Tier 3: if Venezuelan piracy networks develop and adapt to taking larger ships, it may merit an international response if it has learned the lesson from Somalia. More likely, however, it may defer to the shipping industry. In the earliest phases of large ships being taken and held for ransom, shipping companies found they could pay the ransom and have the ship and crew released in weeks. Once ships and crews were held for months and pirates demanded millions for ransoms, insurance rates rose necessitating a response first by industry in best management practices including on-board armed guards. Only later did the international community respond en masse.

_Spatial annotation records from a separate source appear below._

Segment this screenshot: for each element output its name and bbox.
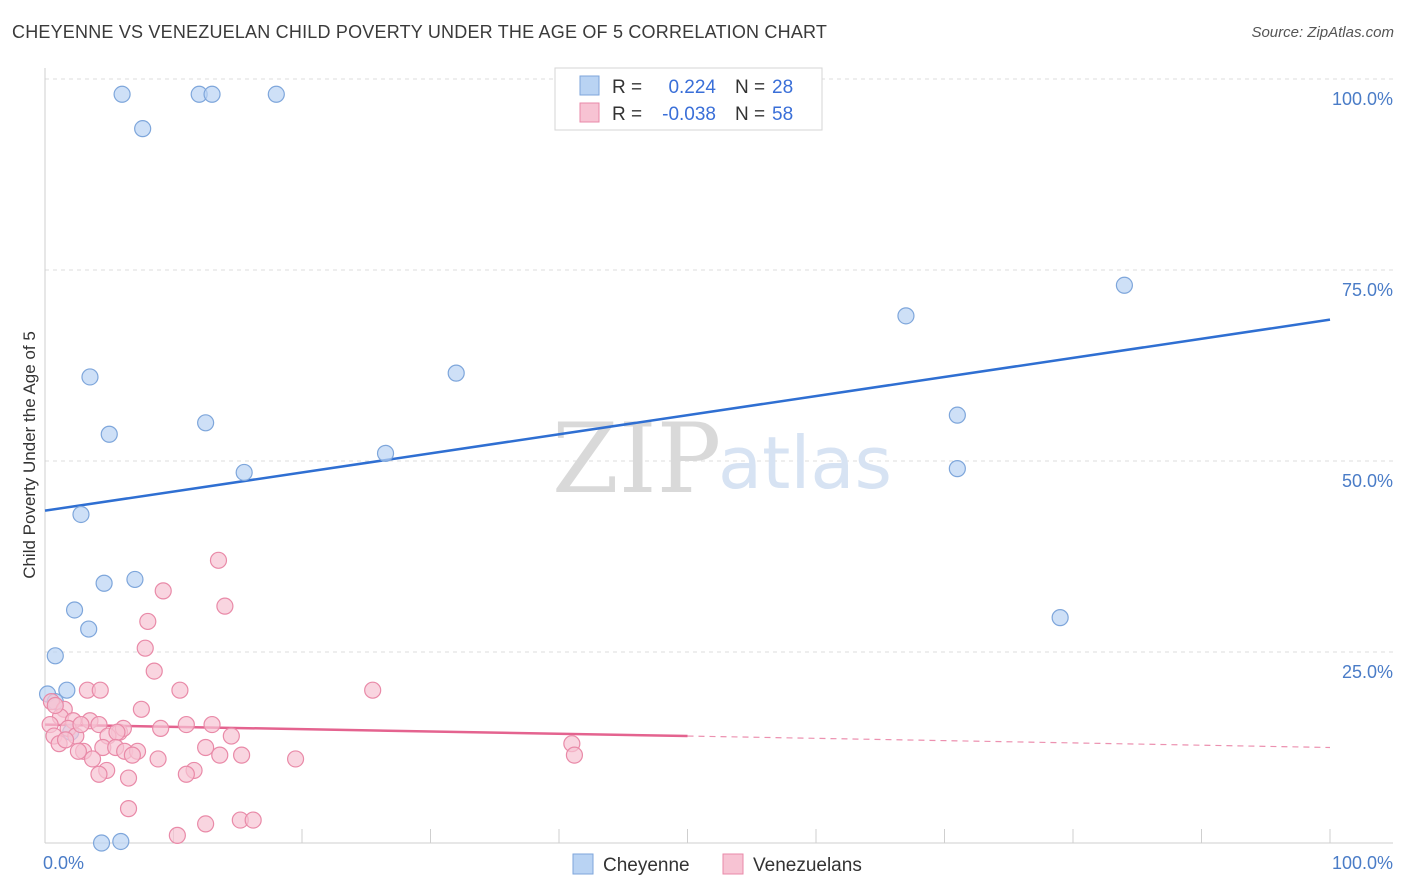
bottom-legend-label-venezuelans: Venezuelans [753, 855, 862, 876]
bottom-legend-swatch-venezuelans [722, 853, 744, 875]
point-venezuelans [216, 597, 234, 615]
point-cheyenne [80, 620, 98, 638]
point-venezuelans [83, 750, 102, 768]
y-axis-title: Child Poverty Under the Age of 5 [20, 331, 39, 579]
legend-r-label-cheyenne: R = [612, 77, 642, 98]
point-cheyenne [95, 574, 113, 592]
grid-layer [45, 78, 1393, 653]
point-venezuelans [177, 765, 195, 783]
y-tick-label: 25.0% [1342, 662, 1393, 682]
point-cheyenne [126, 570, 144, 589]
point-venezuelans [123, 746, 141, 764]
points-layer [38, 85, 1134, 852]
watermark-atlas: atlas [718, 421, 892, 505]
point-venezuelans [139, 612, 157, 631]
point-venezuelans [233, 746, 251, 764]
point-venezuelans [177, 715, 195, 734]
stats-legend: R = 0.224 N = 28 R = -0.038 N = 58 [554, 67, 823, 131]
series-legend: Cheyenne Venezuelans [572, 853, 862, 876]
point-cheyenne [948, 460, 966, 478]
point-cheyenne [897, 307, 915, 325]
source-label: Source: ZipAtlas.com [1251, 24, 1394, 41]
point-cheyenne [376, 444, 395, 462]
point-venezuelans [364, 681, 382, 699]
point-venezuelans [211, 746, 229, 764]
point-cheyenne [447, 364, 465, 382]
point-venezuelans [286, 750, 305, 768]
point-cheyenne [81, 368, 99, 386]
point-venezuelans [72, 715, 90, 734]
x-tick-label-min: 0.0% [43, 853, 84, 873]
point-cheyenne [100, 425, 118, 443]
chart-title: CHEYENNE VS VENEZUELAN CHILD POVERTY UND… [12, 22, 828, 42]
point-cheyenne [267, 85, 285, 103]
point-cheyenne [72, 505, 90, 524]
y-tick-label: 50.0% [1342, 471, 1393, 491]
watermark: ZIP atlas [552, 403, 892, 515]
point-venezuelans [171, 681, 189, 699]
point-cheyenne [1115, 276, 1134, 294]
bottom-legend-label-cheyenne: Cheyenne [603, 855, 690, 876]
point-venezuelans [203, 715, 221, 734]
y-tick-label: 100.0% [1332, 89, 1393, 109]
point-venezuelans [136, 639, 154, 657]
point-venezuelans [565, 746, 584, 764]
point-venezuelans [152, 719, 170, 738]
point-venezuelans [90, 765, 108, 783]
point-cheyenne [948, 406, 966, 424]
point-venezuelans [119, 769, 138, 787]
trend-layer [44, 318, 1331, 749]
point-venezuelans [91, 681, 109, 699]
point-venezuelans [119, 800, 138, 818]
point-venezuelans [145, 662, 163, 680]
point-cheyenne [113, 85, 131, 103]
point-venezuelans [244, 811, 262, 829]
legend-swatch-venezuelans [579, 102, 600, 123]
point-venezuelans [209, 551, 228, 569]
point-cheyenne [1051, 609, 1069, 627]
point-venezuelans [56, 731, 75, 749]
point-cheyenne [197, 414, 215, 432]
bottom-legend-swatch-cheyenne [572, 853, 594, 875]
axis-layer: 25.0% 50.0% 75.0% 100.0% 0.0% 100.0% [43, 68, 1393, 873]
point-venezuelans [90, 715, 108, 734]
point-venezuelans [46, 696, 64, 715]
point-cheyenne [58, 681, 76, 699]
point-cheyenne [203, 85, 221, 103]
trendline-venezuelans [44, 723, 688, 738]
watermark-zip: ZIP [552, 403, 721, 515]
point-cheyenne [92, 834, 111, 852]
trendline-extension-venezuelans [687, 735, 1331, 749]
point-cheyenne [112, 832, 130, 851]
x-tick-label-max: 100.0% [1332, 853, 1393, 873]
point-cheyenne [46, 647, 64, 665]
point-cheyenne [134, 120, 152, 138]
point-venezuelans [222, 727, 240, 745]
point-venezuelans [149, 750, 167, 768]
y-tick-label: 75.0% [1342, 280, 1393, 300]
point-venezuelans [69, 742, 88, 760]
trendline-cheyenne [44, 318, 1331, 512]
legend-r-value-cheyenne: 0.224 [668, 77, 716, 98]
point-venezuelans [154, 582, 172, 600]
legend-n-label-venezuelans: N = [735, 104, 765, 125]
legend-r-value-venezuelans: -0.038 [662, 104, 716, 125]
point-cheyenne [235, 463, 253, 482]
legend-r-label-venezuelans: R = [612, 104, 642, 125]
point-venezuelans [132, 700, 150, 718]
legend-n-value-venezuelans: 58 [772, 104, 793, 125]
point-venezuelans [108, 723, 126, 741]
legend-n-label-cheyenne: N = [735, 77, 765, 98]
legend-n-value-cheyenne: 28 [772, 77, 793, 98]
point-venezuelans [197, 738, 215, 757]
legend-swatch-cheyenne [579, 75, 600, 96]
point-venezuelans [168, 826, 186, 844]
point-venezuelans [197, 815, 215, 833]
point-cheyenne [65, 601, 84, 619]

There are at least three factors, however, that are different in this case. First, armed riders usually only appear with the larger shipping companies; fishing vessels – the first to fall victim to pirates – can’t afford that luxury. They have to resort to defending themselves, abandoning their trade, or joining in on the melee and fight for whatever they can take. Second, the southern Caribbean is in America’s backyard facilitating navy and coast guard platforms and assets easier than was done initially with Somalia.
Third, according to the Oceans Beyond Piracy report, the most affected seafarers are from India, the Philippines, and China. China already invests in the Caribbean and the PLA/N has built up significant overseas capabilities with its twenty-nine flotillas it has deployed since January 2009. At what point would China seize an opportunity like the threat of its seafarers to intercede and assert itself in a region?
Is this alarmist? It’s best to remember that the threat to American sailors off North Africa led to the first squadrons deployed to the Mediterranean under Commodores Dale, Morris, and Preble. Why would we expect any another country and its rising navy to be any different?
In the word of CDR Salamander: ponder.
Claude Berube is the co-editor of “Maritime Private Security: Market Responses to Piracy, Terrorism and Waterborne Security Risks in the 21st Century” (Routledge, 2012) and the novels The Aden Effect and Syren’s Song. He teaches at the Naval Academy and has been writing about modern piracy and private security for more than a decade. A Navy Reserve officer, he served off the Horn of Africa in 2005. The views expressed are his and not those of the Navy.